Братья Изяслава до сих пор не особенно вслушивались в разговор, только что начавшийся. Святослав периодически подносил к губам предложенный ему кубок вина – он всегда был не прочь выпить, – а Всеволод молчал, скучающий взгляд его бродил по светлице, ни на чём не задерживаясь. В какой-то момент глаза Всеволода и Всеслава встретились, и Переяславский тут же смущённо отворотился. Не мог он стерпеть холодного, равнодушного отношения, мелькнувшего во взгляде Полоцкого.
– А ведомо тебе, что из-за того, что потакаешь ты своим кривичам в вероисповедании, мы к славной Византии обратиться стыдимся? – продолжал тем временем Изяслав, которого, верно, сейчас братья совершенно не интересовали.
– Мой удел, мои люди, мне и решать, – спокойно ответил Всеслав, и не скрылось от Всеволода напряжение, с которым он произнёс эти слова, и то, как нелегко ему даётся спокойствие. Кажется, будь при нём оружие – неизвестно, чем закончился бы этот допрос.
–
Всеволод не сдержался, потянул старшего брата за рукав и, наклонившись к его уху, быстро зашептал:
– Полоцкого любят боле, чем тебя, тебе и самому это известно, – Изяслав напряжённо слушал, ладонь его, доселе лежавшая на деревянном столе, сжалась в кулак. – Оставил бы ты его!
– Да я весь ваш север в пепелище обращу! – осерчал Изяслав Ярославич, вскакивая и бросаясь к Полоцкому, который даже не отступил ни на шаг. – Все вы, собаки северные, черти, нехристи, против Киева идёте да против меня!
– Ты словами-то не разбрасывайся, – тихо промолвил Всеслав, и, когда зазвучал его голос, в горнице неожиданно воцарилось молчание, натянулось прозрачным шелковым покрывалом. Он чуть поднял руку, словно бы отгораживаясь от Изяслава, в гневе напоминавшего раздражённую собаку. Звякнула цепь, и киевский князь замер на месте, точно неведомая сила заставила его остановиться. Вспомнил он, что Всеслава в народе прозвали чародеем, почему – ему не было ведомо, но в тот момент князю действительно очень подходило это прозвище.

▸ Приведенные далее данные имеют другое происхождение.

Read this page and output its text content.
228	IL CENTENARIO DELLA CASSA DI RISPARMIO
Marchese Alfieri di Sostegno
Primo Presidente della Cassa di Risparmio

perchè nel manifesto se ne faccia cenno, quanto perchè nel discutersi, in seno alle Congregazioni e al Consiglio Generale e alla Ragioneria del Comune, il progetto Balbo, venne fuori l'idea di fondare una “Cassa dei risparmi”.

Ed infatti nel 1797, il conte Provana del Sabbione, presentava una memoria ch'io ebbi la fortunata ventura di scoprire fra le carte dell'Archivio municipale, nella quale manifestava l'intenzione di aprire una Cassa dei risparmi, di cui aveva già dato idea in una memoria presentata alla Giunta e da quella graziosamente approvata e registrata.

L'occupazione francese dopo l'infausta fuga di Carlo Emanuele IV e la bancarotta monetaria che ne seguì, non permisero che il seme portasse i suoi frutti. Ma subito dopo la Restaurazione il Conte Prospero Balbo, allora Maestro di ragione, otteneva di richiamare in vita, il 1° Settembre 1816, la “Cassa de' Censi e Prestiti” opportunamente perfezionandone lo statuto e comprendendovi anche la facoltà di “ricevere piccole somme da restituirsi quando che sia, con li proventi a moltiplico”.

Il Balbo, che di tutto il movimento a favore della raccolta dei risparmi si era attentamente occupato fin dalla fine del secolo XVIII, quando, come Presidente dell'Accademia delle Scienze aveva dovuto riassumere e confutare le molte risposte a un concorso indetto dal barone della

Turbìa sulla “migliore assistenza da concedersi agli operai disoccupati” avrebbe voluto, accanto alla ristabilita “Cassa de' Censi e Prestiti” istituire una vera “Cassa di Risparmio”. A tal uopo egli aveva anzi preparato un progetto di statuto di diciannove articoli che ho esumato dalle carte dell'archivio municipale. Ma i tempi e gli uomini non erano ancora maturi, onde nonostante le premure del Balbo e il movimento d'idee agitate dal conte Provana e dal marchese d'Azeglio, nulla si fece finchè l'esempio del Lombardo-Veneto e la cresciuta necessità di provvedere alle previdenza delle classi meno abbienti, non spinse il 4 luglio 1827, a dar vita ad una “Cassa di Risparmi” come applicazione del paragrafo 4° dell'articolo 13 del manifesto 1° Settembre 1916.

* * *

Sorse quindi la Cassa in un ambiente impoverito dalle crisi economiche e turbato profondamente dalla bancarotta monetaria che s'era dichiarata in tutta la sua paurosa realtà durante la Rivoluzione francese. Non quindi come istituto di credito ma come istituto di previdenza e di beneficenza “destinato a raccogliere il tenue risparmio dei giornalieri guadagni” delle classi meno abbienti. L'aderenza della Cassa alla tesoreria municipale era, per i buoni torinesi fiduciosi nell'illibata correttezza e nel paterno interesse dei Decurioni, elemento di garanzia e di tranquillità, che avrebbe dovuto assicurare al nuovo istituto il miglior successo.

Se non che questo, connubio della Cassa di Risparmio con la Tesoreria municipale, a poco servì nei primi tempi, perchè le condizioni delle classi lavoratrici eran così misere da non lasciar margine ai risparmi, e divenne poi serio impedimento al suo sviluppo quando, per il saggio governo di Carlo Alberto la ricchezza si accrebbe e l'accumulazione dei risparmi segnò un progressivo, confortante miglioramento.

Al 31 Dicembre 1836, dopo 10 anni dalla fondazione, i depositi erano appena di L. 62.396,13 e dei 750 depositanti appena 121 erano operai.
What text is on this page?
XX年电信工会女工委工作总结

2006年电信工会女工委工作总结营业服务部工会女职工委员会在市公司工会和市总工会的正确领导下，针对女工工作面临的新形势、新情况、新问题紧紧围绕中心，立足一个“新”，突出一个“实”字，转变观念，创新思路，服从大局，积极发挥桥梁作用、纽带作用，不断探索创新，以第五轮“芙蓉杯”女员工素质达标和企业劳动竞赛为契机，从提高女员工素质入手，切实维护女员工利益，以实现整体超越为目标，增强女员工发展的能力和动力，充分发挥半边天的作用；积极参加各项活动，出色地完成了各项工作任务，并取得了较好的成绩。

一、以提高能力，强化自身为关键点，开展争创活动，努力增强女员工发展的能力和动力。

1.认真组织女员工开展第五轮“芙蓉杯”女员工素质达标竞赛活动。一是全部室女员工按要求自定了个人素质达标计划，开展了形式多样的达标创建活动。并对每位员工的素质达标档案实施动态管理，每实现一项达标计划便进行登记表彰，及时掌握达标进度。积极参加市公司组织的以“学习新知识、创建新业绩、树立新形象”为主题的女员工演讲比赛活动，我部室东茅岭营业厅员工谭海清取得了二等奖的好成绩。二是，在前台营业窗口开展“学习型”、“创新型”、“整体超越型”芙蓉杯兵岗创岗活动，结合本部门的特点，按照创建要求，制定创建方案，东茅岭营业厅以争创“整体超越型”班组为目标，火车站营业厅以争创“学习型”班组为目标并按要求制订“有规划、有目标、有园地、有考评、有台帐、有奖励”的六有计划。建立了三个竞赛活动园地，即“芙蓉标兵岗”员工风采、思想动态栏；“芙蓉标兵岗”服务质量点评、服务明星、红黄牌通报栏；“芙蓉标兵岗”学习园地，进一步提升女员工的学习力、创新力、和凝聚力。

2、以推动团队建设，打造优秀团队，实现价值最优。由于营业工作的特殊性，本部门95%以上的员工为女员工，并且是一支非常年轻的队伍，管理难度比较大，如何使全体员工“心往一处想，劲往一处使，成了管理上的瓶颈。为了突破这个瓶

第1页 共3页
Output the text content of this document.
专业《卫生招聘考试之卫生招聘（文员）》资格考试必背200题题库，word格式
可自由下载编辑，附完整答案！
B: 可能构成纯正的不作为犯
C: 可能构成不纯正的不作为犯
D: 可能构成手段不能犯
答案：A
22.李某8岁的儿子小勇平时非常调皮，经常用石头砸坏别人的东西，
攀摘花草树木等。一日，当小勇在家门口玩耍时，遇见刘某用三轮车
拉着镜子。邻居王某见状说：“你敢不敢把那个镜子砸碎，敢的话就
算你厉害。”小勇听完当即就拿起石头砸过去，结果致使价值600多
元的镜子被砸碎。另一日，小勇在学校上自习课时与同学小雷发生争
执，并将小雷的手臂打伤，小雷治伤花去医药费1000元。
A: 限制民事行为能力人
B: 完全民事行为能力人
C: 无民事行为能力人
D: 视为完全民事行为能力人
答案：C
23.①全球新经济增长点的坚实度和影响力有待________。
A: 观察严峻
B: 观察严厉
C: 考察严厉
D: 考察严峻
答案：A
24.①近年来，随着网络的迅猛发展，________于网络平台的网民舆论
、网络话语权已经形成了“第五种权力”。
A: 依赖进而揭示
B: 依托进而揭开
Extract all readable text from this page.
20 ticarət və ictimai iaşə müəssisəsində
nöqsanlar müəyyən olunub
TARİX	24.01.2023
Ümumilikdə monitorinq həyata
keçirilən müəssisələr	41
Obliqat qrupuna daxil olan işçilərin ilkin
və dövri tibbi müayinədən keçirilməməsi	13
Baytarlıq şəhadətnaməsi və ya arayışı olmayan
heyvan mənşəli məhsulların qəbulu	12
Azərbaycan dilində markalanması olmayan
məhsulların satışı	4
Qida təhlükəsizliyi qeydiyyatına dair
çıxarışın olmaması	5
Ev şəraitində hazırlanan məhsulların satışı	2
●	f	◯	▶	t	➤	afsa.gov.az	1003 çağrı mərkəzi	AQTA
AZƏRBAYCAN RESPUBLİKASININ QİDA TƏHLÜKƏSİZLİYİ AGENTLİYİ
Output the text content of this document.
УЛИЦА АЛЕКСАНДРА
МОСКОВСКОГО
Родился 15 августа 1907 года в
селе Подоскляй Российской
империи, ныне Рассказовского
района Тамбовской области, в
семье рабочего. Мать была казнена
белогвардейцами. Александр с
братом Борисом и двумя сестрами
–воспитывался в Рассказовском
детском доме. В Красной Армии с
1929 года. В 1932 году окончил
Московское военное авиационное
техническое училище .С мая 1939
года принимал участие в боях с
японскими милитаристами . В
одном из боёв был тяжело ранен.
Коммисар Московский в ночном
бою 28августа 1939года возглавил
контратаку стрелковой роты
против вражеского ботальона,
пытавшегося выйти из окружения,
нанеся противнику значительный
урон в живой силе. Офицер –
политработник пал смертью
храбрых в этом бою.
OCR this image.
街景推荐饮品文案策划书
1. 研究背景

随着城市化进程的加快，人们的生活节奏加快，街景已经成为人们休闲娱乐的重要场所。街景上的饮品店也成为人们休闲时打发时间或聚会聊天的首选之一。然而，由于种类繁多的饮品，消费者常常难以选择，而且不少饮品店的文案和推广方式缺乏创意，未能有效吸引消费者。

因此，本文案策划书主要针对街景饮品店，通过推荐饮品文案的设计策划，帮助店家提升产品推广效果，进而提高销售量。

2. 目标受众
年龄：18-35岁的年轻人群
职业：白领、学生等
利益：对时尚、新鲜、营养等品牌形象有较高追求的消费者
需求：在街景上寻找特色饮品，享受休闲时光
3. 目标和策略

– Мне про тебя тоже немалое известно. Подлец ты и трус, не можешь стольный город от степняков защитить, сам ищешь, в какую нору забиться!
В порыве гнева Изяслав выхватил из ножен меч, но Всеволод схватил его занесённую руку, останавливая.
– Оставь, – бросил Переяславский, – нас трое, а он один.
Обессиленный короткой, но смелой перепалкой, Изяслав опустился на изразцовый трон, махнув рукой страже, чтобы пленника увели. Так и знал он, что ничего ему не дадут разговоры с Всеславом, что обернутся они ему либо оскорблением, либо ничем.
После дневного света, лёгкого скрипа снега под ногами, морозного дыхания зимы, ощущения окружающей жизни темница казалась ещё мрачнее, теснее. Всеслав не стал ничего рассказывать своему стольнику, после очередного спора с Изяславом на душе остался неприятный осадок, и ему хотелось просто побыть наедине со своими мыслями.
– Что они, всё так же? – тихо спросил Димитрий, уловивший настроение Полоцкого. – Не хотят слушать тебя?
Всеслав молчал, прикрыв глаза. Брови его были сведены к переносице, и оттого меж ними сложилась небольшая суровая морщинка.
– Скажи мне, – вдруг задумчиво промолвил он, не отвечая на вопрос юноши. – Что для тебя Бог?
На сей вопрос нельзя было ответить так сразу, и Димитрий задумался. Ни ранее, ни позже он особенно не задумывался о Боге, о существовании его. О его справедливости, всемогуществе, проверить которые как-то не представлялось возможным. С приходом христианства на Русь верить в единого Бога стало совершенно обычным явлением, и чем больше славян примыкало к новой всеобъемлющей религии, тем крепче и обыденнее становилась общая вера. Сам же Димитрий привык к утренней и вечерней молитве, к широкому жесту крестного знамения, к резному железному крестику на груди и к тому, что обращение к Богу не останется без Его внимания. Димитрий не мог сказать, верит ли – он, скорее, знал, чем верил.